Maxime et Olivier, créateurs de dispositifs contraceptifs

Maxime et Olivier ont conçu des dispositifs contraceptifs masculins basés sur le principe de la remontée testiculaire. Ces nouveaux outils interrogent le rôle du monde médical dans le développement de la contraception masculine.

source thoreme.com

La contraception masculine existe en France depuis les années 1980 avec l’Association pour la Recherche et le Développement de la Contraception Masculine [ARDECOM]. Deux médecins ont mis au point des contraceptions, l’une hormonale et l’autre thermique.
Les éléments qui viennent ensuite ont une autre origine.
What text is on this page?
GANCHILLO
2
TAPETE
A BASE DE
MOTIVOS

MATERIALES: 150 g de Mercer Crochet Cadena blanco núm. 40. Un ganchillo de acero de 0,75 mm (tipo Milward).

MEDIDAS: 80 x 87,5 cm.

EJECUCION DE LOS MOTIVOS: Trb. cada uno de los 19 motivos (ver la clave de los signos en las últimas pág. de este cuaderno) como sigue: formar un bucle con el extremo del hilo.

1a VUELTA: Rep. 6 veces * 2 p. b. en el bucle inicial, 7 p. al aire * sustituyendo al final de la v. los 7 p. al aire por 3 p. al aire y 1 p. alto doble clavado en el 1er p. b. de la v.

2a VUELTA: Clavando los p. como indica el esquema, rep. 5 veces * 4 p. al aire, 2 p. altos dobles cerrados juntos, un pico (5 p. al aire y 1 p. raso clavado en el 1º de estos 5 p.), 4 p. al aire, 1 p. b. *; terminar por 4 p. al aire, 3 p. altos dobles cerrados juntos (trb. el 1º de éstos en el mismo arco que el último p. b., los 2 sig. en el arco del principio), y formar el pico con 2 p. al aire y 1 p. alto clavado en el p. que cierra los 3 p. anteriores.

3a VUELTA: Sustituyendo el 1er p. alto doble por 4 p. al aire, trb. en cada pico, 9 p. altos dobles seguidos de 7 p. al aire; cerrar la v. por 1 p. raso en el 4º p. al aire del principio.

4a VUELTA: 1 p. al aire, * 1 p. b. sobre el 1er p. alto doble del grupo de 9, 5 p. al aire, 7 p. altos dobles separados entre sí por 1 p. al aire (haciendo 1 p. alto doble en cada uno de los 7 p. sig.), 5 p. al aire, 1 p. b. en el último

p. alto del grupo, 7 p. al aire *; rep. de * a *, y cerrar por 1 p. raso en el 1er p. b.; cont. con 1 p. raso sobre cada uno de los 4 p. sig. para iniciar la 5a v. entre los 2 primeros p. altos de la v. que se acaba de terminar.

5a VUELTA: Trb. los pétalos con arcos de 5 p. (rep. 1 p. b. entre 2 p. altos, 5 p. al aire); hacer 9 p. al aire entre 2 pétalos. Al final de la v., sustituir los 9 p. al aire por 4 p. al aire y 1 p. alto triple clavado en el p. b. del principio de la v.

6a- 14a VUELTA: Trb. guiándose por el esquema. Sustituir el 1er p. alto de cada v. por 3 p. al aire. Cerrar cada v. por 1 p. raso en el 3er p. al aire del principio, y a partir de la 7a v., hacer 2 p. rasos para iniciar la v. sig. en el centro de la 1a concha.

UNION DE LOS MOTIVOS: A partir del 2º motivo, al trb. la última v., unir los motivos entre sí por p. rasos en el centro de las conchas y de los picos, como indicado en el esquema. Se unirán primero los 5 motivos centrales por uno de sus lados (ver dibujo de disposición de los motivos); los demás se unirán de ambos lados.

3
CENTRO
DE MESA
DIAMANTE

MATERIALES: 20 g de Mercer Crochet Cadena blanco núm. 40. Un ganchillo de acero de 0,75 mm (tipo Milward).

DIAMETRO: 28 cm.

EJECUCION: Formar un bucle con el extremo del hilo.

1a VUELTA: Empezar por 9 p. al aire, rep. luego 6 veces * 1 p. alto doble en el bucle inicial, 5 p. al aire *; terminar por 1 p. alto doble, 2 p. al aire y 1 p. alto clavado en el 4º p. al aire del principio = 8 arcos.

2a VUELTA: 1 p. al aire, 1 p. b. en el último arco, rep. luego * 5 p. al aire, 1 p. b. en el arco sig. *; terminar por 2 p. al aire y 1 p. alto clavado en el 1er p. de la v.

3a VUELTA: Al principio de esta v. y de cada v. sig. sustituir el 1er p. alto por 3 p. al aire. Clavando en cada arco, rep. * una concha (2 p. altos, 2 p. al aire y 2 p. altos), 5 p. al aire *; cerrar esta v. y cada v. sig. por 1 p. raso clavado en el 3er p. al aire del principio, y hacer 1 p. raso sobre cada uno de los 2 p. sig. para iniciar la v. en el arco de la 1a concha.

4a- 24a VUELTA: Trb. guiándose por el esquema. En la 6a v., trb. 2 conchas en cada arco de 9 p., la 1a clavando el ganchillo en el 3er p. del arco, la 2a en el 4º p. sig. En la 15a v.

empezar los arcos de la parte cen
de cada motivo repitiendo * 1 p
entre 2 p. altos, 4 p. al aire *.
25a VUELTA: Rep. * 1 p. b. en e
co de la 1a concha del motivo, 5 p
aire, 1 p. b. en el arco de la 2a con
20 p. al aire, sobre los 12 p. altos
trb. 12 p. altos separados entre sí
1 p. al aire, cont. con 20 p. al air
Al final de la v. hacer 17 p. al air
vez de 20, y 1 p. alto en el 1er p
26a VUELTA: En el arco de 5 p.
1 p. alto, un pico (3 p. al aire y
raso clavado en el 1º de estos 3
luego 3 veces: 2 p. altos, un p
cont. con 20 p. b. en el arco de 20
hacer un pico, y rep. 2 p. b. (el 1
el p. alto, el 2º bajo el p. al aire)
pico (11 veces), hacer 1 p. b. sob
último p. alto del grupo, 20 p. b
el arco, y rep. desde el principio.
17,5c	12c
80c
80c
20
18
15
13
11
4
Validées par l’Organisation Mondial de la Santé [OMS], ces deux méthodes restent néanmoins peu accessibles. De fait, l’intérêt n’atteint pas le grand public. Il faut attendre la nouvelle vague féministe pour que la contraception masculine revienne titiller l’esprit des messieurs, comme Maxime et Olivier.  Ils se sont penchés sur la contraception masculine et s’en sont emparés. 

« Ma partenaire ne voulait pas prendre d’hormones et se faire poser un stérilet. Du coup j’ai fait un tour sur internet et je suis tombé sur ARDECOM. » se souvient Maxime Labrit, 37 ans, infirmier en EHPAD à Bordeaux. Il a vite été convaincu par la méthode thermique proposée par le Docteur Mieusset, qui permet de remonter les testicules. 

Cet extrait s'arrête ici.